The most expensive Katz painting to date, this work sold for almost £3,373,000 at Phillips London on the 2nd October 2019. Timeless and mysterious, it captures the essence of Katz’s bold painterly aesthetic and ambiguous yet familiar portrait style.

The Red Band by Alex Katz

Image © Sotheby's / The Red Band © Alex Katz 1978

2. £2.4M for Alex Katz's The Red Band

Once again a portrait of Katz’s wife Ada, The Red Band encapsulates the almost impossible combination of ambiguity and familiarity that has come to define the artist’s work. Bold colours and limited compositional line work show us two profiles of the sitter, not quite reflections, but clearly the same woman, who remains characterised by her distanced, enigmatic expression despite the closely cropped composition here.

Recently sold for £2,439,355 at Sotheby’s New York on October 28th 2020, The Red Band is particularly emblematic of Katz’s unique mode of realism.
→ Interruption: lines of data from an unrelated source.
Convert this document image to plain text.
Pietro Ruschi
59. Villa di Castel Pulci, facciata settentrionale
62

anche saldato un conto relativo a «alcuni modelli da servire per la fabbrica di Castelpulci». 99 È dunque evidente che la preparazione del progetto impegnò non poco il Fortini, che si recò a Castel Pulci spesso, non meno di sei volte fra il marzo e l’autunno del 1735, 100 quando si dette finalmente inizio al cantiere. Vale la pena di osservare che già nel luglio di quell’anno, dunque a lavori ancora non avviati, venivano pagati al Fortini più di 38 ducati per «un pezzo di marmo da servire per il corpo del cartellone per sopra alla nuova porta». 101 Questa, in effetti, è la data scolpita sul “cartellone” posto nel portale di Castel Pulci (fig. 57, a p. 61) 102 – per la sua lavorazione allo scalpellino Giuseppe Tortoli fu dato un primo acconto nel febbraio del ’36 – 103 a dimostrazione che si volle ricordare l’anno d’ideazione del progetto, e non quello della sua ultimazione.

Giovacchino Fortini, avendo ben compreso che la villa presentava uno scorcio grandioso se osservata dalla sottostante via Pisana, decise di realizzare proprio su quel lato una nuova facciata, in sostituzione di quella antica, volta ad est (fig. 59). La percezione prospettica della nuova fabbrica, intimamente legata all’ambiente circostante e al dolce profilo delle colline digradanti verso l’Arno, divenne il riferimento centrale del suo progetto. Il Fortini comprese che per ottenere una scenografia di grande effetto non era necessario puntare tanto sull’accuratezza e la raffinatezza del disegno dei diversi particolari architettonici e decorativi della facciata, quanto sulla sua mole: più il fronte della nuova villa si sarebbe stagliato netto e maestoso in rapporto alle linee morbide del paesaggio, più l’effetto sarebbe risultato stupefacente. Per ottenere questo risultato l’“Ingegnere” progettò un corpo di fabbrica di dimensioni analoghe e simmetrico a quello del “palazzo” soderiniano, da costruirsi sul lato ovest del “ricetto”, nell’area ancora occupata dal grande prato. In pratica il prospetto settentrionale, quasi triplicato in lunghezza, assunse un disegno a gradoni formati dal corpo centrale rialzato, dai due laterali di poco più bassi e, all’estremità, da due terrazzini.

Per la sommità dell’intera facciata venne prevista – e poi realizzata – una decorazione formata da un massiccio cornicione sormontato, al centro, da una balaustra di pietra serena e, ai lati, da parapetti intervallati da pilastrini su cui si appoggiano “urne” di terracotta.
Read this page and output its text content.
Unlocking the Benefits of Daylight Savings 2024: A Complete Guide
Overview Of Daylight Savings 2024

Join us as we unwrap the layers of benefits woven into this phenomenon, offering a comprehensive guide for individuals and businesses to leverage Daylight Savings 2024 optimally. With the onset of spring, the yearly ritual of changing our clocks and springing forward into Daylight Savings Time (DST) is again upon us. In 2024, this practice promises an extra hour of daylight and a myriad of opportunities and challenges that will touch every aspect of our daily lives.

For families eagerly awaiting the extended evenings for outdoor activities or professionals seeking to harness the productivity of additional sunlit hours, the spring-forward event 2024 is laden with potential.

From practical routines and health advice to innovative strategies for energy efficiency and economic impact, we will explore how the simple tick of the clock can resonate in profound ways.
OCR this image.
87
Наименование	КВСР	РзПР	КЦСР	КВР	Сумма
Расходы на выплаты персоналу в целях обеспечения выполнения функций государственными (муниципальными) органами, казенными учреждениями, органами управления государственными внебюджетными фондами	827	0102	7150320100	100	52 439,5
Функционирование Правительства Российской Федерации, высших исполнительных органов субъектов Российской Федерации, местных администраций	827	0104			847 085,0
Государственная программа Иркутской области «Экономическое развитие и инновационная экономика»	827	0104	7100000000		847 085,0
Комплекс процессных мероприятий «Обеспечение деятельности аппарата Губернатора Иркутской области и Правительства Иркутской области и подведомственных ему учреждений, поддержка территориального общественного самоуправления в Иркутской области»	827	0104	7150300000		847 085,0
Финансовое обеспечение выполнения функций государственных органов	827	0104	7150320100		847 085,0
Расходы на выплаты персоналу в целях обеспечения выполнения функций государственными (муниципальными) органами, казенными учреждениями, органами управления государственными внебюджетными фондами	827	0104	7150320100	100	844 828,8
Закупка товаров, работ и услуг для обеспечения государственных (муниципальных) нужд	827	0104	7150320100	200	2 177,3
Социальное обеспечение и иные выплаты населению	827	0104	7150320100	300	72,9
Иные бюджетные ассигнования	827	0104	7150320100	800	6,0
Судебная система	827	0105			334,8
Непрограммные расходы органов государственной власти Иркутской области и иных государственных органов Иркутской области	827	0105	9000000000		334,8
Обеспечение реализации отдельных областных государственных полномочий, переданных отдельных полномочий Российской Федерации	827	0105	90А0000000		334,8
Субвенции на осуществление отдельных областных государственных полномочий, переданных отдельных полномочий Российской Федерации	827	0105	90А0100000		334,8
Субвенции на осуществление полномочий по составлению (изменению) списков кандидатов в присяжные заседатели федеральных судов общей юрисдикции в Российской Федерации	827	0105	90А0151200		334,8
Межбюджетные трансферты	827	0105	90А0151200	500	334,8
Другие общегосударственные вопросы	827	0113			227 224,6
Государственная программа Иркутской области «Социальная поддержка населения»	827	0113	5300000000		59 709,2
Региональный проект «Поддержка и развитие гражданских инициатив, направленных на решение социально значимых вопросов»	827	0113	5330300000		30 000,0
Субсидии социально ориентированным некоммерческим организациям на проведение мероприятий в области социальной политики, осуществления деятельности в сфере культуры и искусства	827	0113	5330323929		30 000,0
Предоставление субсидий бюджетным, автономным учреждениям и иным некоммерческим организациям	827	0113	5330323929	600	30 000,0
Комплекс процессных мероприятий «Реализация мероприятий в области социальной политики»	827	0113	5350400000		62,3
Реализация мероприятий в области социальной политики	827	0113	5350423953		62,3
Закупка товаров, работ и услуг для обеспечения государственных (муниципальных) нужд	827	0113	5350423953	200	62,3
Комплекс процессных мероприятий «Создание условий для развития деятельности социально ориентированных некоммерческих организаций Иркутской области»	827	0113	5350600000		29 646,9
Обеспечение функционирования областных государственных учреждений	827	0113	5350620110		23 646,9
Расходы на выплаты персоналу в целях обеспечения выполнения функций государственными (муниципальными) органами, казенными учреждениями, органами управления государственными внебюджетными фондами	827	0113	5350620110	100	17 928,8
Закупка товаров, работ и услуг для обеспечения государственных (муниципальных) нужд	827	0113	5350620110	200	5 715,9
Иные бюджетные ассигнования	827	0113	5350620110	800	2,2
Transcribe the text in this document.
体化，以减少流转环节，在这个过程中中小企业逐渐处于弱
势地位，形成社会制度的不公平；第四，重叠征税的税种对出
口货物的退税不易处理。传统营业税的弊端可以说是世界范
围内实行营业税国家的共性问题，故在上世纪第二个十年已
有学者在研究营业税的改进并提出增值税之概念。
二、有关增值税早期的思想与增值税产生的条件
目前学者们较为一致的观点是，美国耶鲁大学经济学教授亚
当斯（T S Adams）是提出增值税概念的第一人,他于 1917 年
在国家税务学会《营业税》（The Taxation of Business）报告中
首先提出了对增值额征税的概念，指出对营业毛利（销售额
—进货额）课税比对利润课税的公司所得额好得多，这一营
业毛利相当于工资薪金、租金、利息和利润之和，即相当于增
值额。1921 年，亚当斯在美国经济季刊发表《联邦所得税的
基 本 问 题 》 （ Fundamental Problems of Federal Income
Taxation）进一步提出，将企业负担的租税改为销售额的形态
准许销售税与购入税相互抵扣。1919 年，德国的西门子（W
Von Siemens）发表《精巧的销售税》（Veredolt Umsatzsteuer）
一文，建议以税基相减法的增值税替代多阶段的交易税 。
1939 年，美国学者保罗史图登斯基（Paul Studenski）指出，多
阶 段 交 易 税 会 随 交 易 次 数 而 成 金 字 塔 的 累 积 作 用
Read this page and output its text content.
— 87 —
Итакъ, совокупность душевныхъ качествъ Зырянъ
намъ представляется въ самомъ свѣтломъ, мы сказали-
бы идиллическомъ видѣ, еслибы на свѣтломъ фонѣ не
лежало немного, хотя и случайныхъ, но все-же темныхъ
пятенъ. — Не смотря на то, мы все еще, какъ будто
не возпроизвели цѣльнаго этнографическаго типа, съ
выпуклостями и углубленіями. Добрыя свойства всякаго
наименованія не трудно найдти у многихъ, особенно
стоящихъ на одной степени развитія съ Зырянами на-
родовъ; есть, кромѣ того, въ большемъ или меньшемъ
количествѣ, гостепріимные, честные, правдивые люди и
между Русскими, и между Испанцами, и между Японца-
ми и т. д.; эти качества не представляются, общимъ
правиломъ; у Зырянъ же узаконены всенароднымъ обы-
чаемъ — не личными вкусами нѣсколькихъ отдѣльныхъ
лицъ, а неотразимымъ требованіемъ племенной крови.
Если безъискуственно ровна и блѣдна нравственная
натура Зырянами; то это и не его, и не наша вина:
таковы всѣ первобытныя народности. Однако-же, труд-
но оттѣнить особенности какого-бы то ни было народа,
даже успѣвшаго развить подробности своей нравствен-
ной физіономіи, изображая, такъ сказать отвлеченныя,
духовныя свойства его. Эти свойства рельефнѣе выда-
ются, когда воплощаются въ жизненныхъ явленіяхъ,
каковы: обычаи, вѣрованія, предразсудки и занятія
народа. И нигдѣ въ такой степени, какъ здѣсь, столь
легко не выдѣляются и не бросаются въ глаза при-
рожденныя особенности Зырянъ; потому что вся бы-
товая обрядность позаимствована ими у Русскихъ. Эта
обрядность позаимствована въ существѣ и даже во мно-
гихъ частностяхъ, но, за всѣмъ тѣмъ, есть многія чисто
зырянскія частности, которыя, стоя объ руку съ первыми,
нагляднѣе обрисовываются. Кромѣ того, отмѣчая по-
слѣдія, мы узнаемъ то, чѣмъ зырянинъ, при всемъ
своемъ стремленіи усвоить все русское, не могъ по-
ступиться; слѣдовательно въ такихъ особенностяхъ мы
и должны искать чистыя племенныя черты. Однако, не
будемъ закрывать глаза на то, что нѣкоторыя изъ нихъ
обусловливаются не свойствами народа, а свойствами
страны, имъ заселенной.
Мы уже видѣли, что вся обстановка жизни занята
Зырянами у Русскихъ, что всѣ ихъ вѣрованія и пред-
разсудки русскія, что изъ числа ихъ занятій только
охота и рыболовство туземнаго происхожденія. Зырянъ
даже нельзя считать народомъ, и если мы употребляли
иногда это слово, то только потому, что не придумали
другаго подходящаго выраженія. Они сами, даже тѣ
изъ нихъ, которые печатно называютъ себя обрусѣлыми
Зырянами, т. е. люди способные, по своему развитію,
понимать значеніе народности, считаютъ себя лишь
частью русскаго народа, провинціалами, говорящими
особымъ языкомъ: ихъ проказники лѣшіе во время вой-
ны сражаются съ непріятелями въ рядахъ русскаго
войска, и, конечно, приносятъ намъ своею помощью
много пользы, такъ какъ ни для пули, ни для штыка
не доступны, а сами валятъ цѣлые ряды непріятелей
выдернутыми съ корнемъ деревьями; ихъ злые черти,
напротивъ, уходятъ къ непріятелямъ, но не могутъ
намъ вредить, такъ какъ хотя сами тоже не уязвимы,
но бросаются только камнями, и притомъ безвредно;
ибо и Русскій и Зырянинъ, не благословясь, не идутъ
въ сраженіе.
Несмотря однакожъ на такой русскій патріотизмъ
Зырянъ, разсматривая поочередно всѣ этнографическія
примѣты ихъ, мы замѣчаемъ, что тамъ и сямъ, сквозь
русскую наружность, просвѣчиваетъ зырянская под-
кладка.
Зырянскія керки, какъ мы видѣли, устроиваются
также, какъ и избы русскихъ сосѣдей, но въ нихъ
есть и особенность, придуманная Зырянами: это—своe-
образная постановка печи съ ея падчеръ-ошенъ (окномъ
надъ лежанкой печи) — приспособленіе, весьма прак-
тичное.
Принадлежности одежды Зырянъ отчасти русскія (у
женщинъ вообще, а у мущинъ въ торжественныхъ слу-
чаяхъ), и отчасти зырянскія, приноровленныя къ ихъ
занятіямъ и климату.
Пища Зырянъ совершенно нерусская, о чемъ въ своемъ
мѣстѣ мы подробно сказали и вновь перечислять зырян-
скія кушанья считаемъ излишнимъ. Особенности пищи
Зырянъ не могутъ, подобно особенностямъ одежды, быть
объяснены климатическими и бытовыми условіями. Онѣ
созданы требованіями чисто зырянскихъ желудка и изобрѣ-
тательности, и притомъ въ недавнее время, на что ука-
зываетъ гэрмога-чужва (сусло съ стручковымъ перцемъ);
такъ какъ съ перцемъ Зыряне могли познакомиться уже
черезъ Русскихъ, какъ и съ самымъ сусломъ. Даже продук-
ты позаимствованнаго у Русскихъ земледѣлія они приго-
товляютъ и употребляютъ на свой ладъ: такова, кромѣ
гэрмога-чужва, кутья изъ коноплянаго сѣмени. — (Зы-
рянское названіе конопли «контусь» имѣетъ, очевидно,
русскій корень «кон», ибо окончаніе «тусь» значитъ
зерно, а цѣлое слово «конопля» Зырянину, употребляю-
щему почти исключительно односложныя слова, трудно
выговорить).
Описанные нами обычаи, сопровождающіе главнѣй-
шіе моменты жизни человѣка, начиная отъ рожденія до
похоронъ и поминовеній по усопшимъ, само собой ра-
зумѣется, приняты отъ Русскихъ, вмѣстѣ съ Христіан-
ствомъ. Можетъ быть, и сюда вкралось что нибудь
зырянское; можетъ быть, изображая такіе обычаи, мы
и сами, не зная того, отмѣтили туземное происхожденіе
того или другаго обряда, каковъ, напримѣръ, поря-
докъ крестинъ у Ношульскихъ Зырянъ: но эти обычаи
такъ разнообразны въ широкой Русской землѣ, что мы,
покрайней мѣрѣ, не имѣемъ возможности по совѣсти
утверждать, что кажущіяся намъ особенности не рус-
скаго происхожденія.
The ostensible simplicity of his painting draws us in, only to leave us questioning the motives of both painter and sitter. As Donald Kuspit so aptly summarises: “ For all their everydayness, Katz’s figures have a sense of ambient strangeness to them, suggesting the mystery of their inner existence, perhaps even to themselves.”

January 2 by Alex Katz

Image © Sotheby's / January 2 © Alex Katz 1972

3. £1.3M for Alex Katz's January 2

This large scale oil on linen work depicts the face of Katz’s favourite muse - his wife Ada- set against a sharp, graphic portrayal of wintry trees in Central Park. The strange composition of the work makes the figure seem as if she has been inserted in a film reel, or as if the canvas itself has been spliced together - Katz’s sharp, bold line composition taken to the extreme.

Sold for £1,317,162 at Sotheby's New York on 15th November 2019, this painting retains the air of ambiguity so central to Katz’s style, yet also nods to quintessential American iconography, namely the greys of Central Park and New York.